My sister Kathy is the middlest of middle children, Switzerland in family squabbles and loathe to offend anyone.

But, you don’t want to mess with her when it comes to books or the children who read them.

A retired library media specialist, Kathy has made it her mission to read or re-read every banned book. I told her I’d join her campaign because I believe in the power of good literature and, like her, I’m worried about America’s kids.

The Bridge to Terabithia is a banned book now in many school districts. But, my own children were assigned to read it back in the day, so I read it too. It tells a hard story of fragile friendship and it explores grief in a way that allows the kids who read it to think and talk about things that scare them.

We need to do more of that, not less.

Every day we send our kids into schools fortified by locks and bullet proof glass and we encourage them to participate in intruder drills to protect them from a danger so real we see its awful aftermath with heartbreaking frequency. We warn them through these necessary actions that their lives and the lives of their teachers and friends are in danger. Because they are.

Our school children know about death, but they can’t read about it? They can’t process their fears about it through beautifully written characters?

As I have written before, I do not think the people most vocal about banning books have actually read them. I don’t think schools that ban songs about rainbows have actually listened to them either.

We all want the same things for our children. We want them to enjoy their childhood for as long as it lasts, and then to grow into productive, healthy, happy adults.
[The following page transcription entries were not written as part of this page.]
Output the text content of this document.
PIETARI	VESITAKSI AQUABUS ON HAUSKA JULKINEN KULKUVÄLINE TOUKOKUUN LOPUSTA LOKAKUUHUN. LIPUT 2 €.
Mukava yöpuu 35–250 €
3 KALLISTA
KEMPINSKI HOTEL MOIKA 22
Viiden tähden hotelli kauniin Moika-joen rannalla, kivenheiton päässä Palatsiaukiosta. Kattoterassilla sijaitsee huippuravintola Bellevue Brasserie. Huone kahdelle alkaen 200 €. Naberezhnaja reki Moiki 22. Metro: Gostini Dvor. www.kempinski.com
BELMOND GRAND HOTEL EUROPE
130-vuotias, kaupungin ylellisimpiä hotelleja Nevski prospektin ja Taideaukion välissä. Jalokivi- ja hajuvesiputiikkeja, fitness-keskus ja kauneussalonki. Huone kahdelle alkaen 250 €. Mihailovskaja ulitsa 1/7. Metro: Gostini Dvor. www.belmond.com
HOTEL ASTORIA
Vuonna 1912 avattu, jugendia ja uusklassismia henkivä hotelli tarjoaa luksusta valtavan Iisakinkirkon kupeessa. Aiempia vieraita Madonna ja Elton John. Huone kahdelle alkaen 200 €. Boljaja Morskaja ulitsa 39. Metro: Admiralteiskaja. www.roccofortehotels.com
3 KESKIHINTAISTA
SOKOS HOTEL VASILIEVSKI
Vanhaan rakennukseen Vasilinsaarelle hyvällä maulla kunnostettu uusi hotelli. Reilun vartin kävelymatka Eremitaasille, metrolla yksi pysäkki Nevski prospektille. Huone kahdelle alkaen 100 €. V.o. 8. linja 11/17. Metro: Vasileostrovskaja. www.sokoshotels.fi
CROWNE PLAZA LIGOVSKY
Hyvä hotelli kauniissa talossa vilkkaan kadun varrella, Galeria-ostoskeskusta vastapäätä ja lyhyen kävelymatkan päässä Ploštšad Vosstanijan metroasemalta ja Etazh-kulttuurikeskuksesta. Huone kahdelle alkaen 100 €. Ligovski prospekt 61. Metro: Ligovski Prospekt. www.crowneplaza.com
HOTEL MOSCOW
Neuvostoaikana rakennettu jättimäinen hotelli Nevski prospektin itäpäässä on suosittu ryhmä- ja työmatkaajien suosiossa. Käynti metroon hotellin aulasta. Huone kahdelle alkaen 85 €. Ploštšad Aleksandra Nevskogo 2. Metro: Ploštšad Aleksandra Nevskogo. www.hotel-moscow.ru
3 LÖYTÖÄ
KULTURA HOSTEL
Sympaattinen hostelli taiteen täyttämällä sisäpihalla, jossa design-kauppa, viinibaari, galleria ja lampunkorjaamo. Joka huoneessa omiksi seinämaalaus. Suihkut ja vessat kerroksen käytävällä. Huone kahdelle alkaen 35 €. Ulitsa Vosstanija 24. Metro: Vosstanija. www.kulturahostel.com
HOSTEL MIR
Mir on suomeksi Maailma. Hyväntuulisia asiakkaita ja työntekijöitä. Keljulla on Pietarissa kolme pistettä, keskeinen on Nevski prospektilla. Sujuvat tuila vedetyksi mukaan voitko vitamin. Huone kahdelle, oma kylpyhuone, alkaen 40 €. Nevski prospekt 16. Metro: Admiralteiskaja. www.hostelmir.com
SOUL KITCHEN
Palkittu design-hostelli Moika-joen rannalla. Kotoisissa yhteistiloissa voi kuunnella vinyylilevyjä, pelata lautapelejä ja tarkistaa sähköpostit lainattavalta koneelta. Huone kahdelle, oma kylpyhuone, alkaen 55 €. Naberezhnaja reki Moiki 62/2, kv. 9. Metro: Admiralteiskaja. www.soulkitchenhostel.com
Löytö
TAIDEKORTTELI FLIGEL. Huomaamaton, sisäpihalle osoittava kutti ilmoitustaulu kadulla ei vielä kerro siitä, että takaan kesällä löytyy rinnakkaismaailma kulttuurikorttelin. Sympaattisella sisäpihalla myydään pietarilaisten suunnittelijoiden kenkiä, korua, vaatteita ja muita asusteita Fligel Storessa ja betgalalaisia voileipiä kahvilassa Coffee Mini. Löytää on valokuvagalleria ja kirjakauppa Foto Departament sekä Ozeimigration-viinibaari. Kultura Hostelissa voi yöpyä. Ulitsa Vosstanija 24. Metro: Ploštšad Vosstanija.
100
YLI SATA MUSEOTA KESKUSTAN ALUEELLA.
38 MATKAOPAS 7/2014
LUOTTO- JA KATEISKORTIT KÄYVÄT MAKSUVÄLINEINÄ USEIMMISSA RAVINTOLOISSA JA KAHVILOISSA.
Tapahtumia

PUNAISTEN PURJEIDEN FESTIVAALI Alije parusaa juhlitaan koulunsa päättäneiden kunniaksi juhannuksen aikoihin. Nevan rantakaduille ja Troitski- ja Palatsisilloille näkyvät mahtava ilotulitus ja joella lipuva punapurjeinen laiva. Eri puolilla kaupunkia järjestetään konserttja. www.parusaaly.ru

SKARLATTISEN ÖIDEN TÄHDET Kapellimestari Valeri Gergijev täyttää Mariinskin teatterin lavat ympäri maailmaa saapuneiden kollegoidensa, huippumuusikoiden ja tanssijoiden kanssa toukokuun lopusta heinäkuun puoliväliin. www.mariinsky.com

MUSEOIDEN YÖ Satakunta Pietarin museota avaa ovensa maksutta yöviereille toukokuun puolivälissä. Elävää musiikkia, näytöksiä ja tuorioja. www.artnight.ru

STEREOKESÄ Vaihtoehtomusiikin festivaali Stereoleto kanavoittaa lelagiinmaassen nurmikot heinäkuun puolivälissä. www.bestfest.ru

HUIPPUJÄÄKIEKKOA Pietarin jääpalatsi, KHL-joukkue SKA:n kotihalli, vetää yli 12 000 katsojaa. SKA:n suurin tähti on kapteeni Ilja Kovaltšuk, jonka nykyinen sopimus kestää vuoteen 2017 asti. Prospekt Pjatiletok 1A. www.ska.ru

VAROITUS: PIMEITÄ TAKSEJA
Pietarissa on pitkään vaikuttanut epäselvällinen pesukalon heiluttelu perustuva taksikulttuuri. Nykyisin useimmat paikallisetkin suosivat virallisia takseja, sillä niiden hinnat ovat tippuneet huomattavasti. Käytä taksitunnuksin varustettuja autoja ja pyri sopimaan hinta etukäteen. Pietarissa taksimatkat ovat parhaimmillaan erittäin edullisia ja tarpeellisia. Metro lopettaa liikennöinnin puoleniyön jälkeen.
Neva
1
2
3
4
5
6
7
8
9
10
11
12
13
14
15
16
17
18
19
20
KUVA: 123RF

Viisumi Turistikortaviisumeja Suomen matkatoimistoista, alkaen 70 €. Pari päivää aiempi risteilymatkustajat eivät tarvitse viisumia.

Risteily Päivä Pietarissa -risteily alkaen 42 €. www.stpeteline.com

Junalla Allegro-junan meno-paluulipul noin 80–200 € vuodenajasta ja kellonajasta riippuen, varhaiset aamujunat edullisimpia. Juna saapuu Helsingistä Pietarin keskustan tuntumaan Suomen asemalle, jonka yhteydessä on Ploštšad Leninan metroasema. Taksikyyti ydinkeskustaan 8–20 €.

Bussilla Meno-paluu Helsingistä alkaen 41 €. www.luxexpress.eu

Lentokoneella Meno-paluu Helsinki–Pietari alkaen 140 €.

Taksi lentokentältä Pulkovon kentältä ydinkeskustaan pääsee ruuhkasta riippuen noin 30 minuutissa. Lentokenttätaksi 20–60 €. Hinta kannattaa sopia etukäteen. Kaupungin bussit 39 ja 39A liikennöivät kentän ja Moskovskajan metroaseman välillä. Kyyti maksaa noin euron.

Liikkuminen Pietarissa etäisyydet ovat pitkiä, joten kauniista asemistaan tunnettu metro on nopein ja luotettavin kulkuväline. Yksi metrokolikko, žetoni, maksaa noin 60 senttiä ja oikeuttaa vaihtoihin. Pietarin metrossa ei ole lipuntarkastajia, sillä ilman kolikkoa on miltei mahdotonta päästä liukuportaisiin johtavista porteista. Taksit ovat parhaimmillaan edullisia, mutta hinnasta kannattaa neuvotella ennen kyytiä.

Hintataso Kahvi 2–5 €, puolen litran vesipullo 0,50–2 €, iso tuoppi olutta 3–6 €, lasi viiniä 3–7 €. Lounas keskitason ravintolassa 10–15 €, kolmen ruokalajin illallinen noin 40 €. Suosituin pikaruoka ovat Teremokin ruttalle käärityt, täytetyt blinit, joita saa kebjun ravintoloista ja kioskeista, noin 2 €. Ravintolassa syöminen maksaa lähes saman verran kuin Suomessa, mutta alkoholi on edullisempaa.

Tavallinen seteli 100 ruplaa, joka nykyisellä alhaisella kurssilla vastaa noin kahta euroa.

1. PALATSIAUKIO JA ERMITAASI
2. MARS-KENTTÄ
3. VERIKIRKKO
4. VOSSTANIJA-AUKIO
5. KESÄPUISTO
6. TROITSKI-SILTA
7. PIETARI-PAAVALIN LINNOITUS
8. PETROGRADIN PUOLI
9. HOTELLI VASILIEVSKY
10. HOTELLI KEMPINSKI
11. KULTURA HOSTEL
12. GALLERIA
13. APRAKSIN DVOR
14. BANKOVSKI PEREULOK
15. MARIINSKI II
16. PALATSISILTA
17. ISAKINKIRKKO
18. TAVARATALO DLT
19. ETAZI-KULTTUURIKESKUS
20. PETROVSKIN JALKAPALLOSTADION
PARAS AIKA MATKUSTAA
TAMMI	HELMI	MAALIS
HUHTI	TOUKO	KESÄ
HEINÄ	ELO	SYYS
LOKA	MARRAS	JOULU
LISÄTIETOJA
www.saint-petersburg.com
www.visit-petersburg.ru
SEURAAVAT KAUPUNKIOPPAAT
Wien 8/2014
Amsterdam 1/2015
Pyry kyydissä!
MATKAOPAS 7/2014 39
I just think the people who would sweep the library shelves bare are afraid of the wrong things. Maybe, instead of banning books, we should think about protecting them from the things that actually kill them.

My sister Kathy is on a mission to read every banned book. I’m looking at some of those titles, and I can’t believe they’re on the list. I read them with pleasure.
I’m joining her campaign because I love books and I love her. You don’t have to read every banned book, though. I just hope you read a book (and not just someone’s opinion of it) before you support its removal from any shelf near you.